All new buildings on campus—the Center for Science and the Environment (CSE), Dairy Barn, Student Commons, and Landscape Arbor building—are designed to accommodate rooftop PV arrays to power 100% of the campus’ energy use. The design team performed radiance map studies of each building to determine the optimal PV placement and roof orientation.
Appropriate access to daylighting and view to support the circadian rhythm of students and faculty and help maintain the psychological connection to nature.
Three out of four newly constructed buildings on campus utilize heavy timber as the primary structure, as it is significantly lower in embodied carbon compared to steel or concrete. Together, the three timber buildings save approximately 221 metric tons of carbon dioxide emissions.
Water conservation strategies reduce campus water usage by 50% even while the campus expanded from 450 to 640 students.
Heavy timber structures are uncommon in public schools due to cost and code restrictions. The use of timber reflects the school’s natural setting and environmental educational mission. Together, the two heavy timber structures, Student Commons and net-zero ready Dairy Barn, sequester 75 metric tons of carbon. While the visibility of the structural components offers opportunities for student learning, reinforcing math- and science-based principles, and give the spaces their lofty, warm, and light-filled appearance.
The renovation of Gilbert Hall demonstrates another strategy for the reduction of embodied carbon, building reuse. Programmatic needs and increasing costs often limit the reuse of public buildings. This building avoids 744 metric tons of carbon dioxide emissions versus building a new structure and updates a significant piece of the school’s historical identity.
Natural carbon sinks can be overlooked, and maintaining their integrity is an important, carbon savings strategy with broad environmental benefits. Beyond addressing operational carbon, the campus design also addresses waste and water systems, paying homage to its relationship to the Taunton River. Bristol Aggie is the first state-funded public school in Massachusetts with composting toilets, a key water conservation strategy that saves between 95-97% potable water. In addition, comprehensive composting of degradable waste, diverts an average of 90% of trash from landfills and not only avoids the generation of methane but becomes a resource to use on-site.
Using these carbon reduction strategies and holistic approach is regenerative. They contribute to a clean watershed, reduce waste, and create a low-carbon campus, and are powerful lessons for generations of students demonstrating that sustainability and environmental stewardship can be realized.
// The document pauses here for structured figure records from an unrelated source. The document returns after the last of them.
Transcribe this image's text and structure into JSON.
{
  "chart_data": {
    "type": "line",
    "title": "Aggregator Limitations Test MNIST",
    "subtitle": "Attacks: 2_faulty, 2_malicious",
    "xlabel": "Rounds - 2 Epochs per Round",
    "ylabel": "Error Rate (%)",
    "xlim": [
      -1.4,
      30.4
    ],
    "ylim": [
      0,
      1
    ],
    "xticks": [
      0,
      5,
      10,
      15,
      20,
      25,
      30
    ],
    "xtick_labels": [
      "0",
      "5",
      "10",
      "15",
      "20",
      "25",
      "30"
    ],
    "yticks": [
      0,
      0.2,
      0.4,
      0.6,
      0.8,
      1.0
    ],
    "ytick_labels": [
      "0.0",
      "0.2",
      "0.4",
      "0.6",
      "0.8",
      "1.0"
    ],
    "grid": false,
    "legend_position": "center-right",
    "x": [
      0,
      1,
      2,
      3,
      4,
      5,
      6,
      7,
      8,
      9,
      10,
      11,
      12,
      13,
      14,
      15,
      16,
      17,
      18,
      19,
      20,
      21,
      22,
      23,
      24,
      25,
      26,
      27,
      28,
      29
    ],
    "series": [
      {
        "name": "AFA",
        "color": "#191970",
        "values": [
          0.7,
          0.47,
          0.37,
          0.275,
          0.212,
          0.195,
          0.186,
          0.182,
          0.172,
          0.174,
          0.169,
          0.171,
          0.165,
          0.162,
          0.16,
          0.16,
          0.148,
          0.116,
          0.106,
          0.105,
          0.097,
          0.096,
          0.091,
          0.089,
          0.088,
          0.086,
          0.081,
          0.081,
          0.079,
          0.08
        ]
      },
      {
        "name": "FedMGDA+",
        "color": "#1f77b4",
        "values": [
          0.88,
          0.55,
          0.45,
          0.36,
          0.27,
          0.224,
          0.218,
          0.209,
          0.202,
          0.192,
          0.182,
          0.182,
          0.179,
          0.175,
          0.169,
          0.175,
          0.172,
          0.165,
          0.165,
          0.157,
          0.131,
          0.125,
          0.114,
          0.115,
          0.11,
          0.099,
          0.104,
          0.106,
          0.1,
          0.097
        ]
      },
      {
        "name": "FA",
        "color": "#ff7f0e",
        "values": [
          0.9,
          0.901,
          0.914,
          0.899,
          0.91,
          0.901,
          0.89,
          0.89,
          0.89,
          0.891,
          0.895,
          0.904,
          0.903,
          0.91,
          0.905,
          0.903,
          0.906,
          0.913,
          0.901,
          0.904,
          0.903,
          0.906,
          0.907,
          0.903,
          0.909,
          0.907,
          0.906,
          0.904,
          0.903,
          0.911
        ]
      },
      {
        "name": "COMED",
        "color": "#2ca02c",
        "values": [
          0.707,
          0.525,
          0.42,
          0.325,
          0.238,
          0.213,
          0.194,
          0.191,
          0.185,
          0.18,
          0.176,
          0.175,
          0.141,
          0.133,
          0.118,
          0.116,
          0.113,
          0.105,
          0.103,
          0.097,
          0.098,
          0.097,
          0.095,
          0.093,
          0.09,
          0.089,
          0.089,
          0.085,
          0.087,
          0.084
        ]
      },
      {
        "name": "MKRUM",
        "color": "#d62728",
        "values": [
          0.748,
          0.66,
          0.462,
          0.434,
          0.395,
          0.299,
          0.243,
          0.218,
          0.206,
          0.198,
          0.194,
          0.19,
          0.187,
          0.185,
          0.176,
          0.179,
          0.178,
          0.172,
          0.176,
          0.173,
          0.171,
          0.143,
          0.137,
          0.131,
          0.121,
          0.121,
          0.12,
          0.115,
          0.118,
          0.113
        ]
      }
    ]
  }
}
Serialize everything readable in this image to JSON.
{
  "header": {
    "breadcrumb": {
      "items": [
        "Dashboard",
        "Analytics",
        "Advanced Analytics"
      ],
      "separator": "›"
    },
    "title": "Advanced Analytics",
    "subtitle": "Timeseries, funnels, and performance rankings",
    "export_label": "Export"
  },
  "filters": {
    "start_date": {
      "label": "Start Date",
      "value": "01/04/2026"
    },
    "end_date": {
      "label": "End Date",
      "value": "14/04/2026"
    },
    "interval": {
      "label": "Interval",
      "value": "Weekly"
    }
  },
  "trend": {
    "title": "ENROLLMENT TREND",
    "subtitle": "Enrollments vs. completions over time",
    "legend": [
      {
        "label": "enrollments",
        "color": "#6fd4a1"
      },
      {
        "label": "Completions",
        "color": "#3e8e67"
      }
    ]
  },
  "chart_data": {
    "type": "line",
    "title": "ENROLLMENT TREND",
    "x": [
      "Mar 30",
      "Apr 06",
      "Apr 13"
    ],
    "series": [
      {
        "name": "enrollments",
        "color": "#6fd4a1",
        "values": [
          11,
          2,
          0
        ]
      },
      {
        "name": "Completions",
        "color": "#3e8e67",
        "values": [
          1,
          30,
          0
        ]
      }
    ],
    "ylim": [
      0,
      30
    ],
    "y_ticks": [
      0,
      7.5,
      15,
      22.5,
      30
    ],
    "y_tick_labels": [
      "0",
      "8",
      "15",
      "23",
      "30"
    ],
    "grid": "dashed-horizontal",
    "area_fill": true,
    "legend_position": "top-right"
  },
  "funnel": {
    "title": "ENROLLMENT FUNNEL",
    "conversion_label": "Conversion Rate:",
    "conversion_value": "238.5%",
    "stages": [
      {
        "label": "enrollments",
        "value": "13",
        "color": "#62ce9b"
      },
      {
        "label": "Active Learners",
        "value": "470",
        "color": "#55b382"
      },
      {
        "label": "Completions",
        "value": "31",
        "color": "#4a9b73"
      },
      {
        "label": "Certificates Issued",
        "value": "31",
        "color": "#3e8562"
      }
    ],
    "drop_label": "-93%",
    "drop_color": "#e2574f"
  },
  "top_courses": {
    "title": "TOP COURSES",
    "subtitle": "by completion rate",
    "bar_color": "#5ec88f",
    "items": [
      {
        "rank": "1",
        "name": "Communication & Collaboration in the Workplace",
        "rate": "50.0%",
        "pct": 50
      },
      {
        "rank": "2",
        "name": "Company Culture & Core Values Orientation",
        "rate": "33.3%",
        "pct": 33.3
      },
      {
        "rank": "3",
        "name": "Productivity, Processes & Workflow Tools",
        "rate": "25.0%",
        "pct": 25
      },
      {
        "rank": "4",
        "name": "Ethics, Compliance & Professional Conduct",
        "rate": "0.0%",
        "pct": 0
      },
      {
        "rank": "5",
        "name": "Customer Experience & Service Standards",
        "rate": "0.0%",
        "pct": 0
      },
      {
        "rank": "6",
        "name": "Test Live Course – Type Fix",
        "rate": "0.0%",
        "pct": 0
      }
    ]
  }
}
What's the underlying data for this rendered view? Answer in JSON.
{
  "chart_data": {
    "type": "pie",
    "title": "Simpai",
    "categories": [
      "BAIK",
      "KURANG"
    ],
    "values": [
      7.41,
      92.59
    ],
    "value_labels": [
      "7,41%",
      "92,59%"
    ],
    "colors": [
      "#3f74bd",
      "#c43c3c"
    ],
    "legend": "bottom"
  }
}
As a county-based public career technical school, Bristol Aggie serves a diverse range of students from across the region and is a valuable resource to the local community. Early visioning engaged stakeholders in conversations about designing a campus that would best serve the students, educators, community, region, and the State.
Bristol is designed to positively impact student well-being by fostering social interaction, strong connections to nature, and highly visible and interactive constructed interventions. The close ties between the school and the natural landscape are evident the moment you arrive on campus: amphitheater style outdoor seating, a grassy common for gathering and socializing, and rooftop academic spaces foster this connection and nurture students.
Public school projects are a highly visible commitment from a community for future generations. This project not only educates the students and faculty that regularly attend Bristol Aggie, but the highly public nature of this specific school is a model that can educate visiting communities about sustainable practices and be a demonstration for feasible, and fiscally responsible strategies.